TheRealOne78 commented 2 years ago

nvidia moment

LOL ya

sandikata commented 2 years ago

I've managed to make it "work" but it freezes regularly, and only hard reset helps.

sandikata commented 2 years ago

@mtijanic Do you have any idea about this, or do someone suffer it?

mtijanic commented 2 years ago

Hi, thanks for the report!

From the attached logs, I see:

NVRM: Open nvidia.ko is only ready for use on Data Center GPUs.
NVRM: To force use of Open nvidia.ko on other GPUs, see the
NVRM: 'OpenRmEnableUnsupportedGpus' kernel module parameter described
NVRM: in the README.

Are you sure you are running the open source flavor of the driver? You can verify with modinfo nvidia | grep license

The logs also previously show failure to initialize nvidia.ko because another driver (probably nouveau) is already active.

Let's first make sure we're running the open source driver, and if so we can try to up the logging level and see what went wrong.

sandikata commented 2 years ago

There were actually conflict between nouveau and nvidia opensource flavor. I will let you know when i boot again with the opensource nvidia flavor to collect some data.

Regards

sandikata commented 2 years ago

Hello again, well there's the correct bugreport.

nvidia-bug-report.log.gz

Don't have freeze at the moment (and i cannot provide any report while it freeze)

aritger commented 2 years ago

@sandikata, here are few possible experiments:

(1) Do you see similar freezes with the 515.43.04 binary kernel modules, as well as the open kernel modules?

(2) Did you see similar freezes with previous NVIDIA driver releases?

(3) When the system freezes, is the system still accessible over the network? Or, is the only option at that point to reboot?

sandikata commented 2 years ago

Hello,

  1. Yes only on OpenSource 515.43.04, proprietary from same version works.
  2. Here can say no
  3. Mostly on heavy load (gaming, encoding and etc), not accessible in any way the only is reboot.
dylif commented 2 years ago

I am having the same issue here: Kernel: 5.17.7-arch1-1 Driver: nvidia-open 515.43.04

Seems like something in the kernel module is locking up whenever I run an OpenGL game (i.e. Minecraft), as there is a lot of reports of timeouts. Strangely running a Vulkan game (GTA 5 through Proton and DXVK) works perfectly.

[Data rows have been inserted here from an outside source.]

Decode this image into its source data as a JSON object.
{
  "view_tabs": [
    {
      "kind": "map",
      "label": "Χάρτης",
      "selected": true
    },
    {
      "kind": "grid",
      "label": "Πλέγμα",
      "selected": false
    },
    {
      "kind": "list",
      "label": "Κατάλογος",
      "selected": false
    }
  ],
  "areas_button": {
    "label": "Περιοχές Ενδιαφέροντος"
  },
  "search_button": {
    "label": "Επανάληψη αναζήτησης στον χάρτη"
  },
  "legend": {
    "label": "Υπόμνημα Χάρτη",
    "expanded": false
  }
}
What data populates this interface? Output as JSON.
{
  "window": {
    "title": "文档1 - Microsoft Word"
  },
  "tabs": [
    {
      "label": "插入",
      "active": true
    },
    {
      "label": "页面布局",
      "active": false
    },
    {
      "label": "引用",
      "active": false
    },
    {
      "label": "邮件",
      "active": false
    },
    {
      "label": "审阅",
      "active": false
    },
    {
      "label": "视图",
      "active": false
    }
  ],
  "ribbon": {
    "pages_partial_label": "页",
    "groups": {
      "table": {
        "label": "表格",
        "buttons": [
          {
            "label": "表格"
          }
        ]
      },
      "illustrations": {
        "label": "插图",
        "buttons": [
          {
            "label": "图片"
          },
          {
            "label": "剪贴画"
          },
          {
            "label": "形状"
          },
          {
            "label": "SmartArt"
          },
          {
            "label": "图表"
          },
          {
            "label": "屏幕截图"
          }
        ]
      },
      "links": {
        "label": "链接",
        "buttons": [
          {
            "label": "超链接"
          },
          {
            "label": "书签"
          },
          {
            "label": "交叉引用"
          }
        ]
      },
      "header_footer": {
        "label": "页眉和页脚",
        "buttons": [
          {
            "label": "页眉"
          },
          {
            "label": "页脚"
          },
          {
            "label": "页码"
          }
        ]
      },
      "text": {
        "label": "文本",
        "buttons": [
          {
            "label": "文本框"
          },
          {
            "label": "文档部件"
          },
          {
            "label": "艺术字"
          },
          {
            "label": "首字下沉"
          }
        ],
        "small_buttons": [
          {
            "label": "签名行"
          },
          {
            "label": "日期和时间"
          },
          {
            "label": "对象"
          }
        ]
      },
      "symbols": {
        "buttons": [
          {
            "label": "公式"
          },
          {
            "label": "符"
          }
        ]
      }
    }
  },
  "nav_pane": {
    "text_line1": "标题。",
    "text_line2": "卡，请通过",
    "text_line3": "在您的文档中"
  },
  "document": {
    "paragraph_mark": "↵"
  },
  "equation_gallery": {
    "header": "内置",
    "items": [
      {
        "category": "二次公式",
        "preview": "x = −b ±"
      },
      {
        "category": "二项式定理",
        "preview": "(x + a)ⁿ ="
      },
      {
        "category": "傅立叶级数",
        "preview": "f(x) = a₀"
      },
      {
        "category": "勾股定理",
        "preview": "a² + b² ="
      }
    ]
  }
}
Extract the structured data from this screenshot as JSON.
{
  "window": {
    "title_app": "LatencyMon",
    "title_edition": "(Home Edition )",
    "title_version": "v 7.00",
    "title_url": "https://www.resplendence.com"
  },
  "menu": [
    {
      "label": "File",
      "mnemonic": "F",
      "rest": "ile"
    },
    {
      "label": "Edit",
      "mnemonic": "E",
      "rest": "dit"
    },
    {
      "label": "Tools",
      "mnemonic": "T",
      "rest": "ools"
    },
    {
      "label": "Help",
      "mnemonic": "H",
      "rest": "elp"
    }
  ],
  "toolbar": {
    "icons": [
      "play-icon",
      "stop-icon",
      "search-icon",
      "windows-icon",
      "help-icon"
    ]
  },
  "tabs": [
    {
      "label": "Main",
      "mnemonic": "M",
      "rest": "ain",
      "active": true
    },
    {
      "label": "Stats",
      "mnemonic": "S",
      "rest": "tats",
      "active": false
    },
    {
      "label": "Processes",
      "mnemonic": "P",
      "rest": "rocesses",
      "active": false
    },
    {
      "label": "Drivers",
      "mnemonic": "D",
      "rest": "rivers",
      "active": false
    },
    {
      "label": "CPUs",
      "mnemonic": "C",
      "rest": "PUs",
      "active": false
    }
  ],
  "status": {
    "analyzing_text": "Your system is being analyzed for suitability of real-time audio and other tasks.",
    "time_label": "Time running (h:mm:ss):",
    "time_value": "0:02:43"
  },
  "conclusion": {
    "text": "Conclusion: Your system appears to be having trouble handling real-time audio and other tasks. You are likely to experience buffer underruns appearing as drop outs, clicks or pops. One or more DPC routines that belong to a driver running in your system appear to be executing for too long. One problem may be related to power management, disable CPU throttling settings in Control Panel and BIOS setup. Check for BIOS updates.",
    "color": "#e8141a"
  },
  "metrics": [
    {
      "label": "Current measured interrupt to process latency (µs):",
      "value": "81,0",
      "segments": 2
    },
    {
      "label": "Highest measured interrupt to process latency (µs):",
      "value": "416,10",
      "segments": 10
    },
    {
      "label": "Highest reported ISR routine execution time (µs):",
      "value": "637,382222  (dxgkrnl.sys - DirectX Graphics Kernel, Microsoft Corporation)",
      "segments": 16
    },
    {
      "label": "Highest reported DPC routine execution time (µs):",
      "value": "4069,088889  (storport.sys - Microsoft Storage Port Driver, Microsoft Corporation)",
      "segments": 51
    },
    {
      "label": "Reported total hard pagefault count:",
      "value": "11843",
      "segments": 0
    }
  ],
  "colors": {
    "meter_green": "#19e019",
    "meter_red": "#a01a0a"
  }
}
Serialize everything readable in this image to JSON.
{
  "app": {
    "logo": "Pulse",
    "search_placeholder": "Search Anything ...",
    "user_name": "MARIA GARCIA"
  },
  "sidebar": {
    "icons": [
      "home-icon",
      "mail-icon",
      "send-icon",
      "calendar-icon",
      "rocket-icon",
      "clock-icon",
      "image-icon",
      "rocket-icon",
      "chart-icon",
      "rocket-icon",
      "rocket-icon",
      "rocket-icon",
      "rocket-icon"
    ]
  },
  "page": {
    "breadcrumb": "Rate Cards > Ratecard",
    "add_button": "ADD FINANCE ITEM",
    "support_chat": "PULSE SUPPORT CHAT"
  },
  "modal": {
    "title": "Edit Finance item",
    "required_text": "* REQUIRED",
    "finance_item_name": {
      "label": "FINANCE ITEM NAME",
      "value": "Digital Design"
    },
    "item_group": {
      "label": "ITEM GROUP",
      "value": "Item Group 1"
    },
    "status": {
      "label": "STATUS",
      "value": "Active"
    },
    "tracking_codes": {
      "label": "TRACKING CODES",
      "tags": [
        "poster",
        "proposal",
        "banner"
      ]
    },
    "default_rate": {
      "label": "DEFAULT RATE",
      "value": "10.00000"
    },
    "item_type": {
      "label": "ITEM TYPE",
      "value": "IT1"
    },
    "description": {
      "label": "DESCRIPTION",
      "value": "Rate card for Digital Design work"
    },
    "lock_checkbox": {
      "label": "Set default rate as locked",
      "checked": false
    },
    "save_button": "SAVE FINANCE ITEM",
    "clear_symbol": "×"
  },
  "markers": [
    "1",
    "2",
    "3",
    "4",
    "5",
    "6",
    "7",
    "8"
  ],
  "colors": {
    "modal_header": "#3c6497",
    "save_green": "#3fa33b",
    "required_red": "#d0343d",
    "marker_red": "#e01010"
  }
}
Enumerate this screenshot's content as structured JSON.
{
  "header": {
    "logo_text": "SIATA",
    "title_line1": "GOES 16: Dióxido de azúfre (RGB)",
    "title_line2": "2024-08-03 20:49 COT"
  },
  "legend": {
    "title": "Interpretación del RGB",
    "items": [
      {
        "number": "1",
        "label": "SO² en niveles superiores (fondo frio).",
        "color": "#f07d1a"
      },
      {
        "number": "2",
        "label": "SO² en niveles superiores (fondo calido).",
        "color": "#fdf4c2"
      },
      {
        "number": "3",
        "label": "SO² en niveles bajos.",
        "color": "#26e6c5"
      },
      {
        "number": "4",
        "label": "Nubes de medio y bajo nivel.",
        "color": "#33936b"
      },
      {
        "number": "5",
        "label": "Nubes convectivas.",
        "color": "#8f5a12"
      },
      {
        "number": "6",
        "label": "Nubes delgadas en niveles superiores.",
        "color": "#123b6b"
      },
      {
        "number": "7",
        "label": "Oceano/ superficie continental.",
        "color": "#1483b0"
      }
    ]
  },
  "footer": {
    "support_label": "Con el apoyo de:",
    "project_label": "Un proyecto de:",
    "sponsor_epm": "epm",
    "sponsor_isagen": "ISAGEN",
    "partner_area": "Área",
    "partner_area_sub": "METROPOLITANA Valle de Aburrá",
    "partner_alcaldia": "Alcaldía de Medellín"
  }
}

This does not happen with the proprietary kernel modules; both OpenGL and Vulkan games work perfectly.

Please note I have tried adding the nvidia-drm.modeset=1 kernel parameter which changed nothing.

Attached is a snippet of a log that I think is of interest. nvidia.log

Hopefully this helps

dylif commented 2 years ago

I should add that if I am quick enough after the freeze occurs, I can switch to a tty and have it be fully functional.

dylif commented 2 years ago

I'm not sure if that was a reply to my comment, but I attempted to blacklist the nouveau driver, which didn't solve my issues. Upon further inspection, on my system nouveau was already blacklisted by the nvidia-utils package in /usr/lib/modprobe.d.

shamefulCake1 commented 1 month ago

Should be closed as outdated?